Shares in PDD Holdings, the parent company of Chinese e-commerce giant Tem, plummeted after the company gave a gloomy outlook.
PDD shares fell a record 29% on Monday after the company reported its second-quarter results.
The company reported quarterly profit of about $4.4 billion, up 144% from a year ago, but co-CEO Chen Lei said investors should expect a decline in profits going forward.
“Many new challenges lie ahead, including changing consumer demand, increasing competition and an uncertain global environment,” Chen said during the earnings call on Monday.
PDD competes with Bytedance’s TikTok Shop, Alibaba and Shein, which all target fast-fashion shoppers, while Temu also sells lower-priced items ranging from home goods to motorcycle accessories.
Chen added that consumers are increasingly favoring experiential purchases over material purchases and want quality and value in their purchases.
Carrots for the Good Merchant
Chen said the company will compete against “low-quality” merchants by offering higher-quality merchants discounts on trading fees.
Chen reiterated that this is the right path for the company, even if it affects profits in the short term.
“On the one hand, we need to strictly monitor product quality to prevent poor-quality goods and protect consumer rights. On the other hand, we need to ensure fairness so that dedicated, high-quality sellers can be meaningfully rewarded,” the co-CEOs said.
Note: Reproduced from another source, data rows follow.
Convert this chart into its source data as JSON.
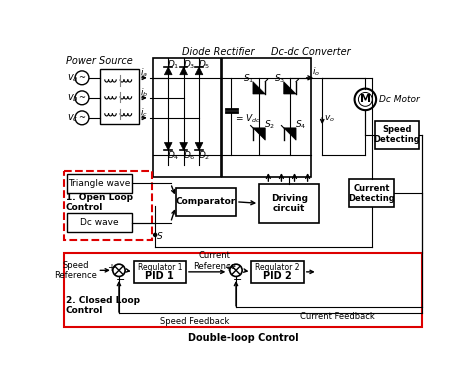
{
  "bg_color": "#ffffff",
  "fig_width": 4.74,
  "fig_height": 3.79,
  "dpi": 100,
  "titles": {
    "diode_rect": "Diode Rectifier",
    "dcdc_conv": "Dc-dc Converter",
    "power_src": "Power Source",
    "dc_motor": "Dc Motor",
    "double_loop": "Double-loop Control"
  }
}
Chen’s comments came amid a series of protests from Temu’s suppliers.
Hundreds of suppliers rallied at Tem’s offices in Guangzhou, China, this month to protest fines and refund policies that they say are destroying profits for smaller retailers. Tem, a growing U.S. maker of cheap clothing and home decor, fines retailers who receive refund requests or customer complaints.
“We feel that PDD’s emphasis on its intention to invest in ‘premium merchants’ is aimed at appeasing some merchants who are frustrated by what they say are unfair treatment by the platforms,” Nomura Securities analyst Jialong Shi wrote in a note on Tuesday.
Analysts maintained their buy recommendation on the stock, noting that the 29% drop may have been an overreaction.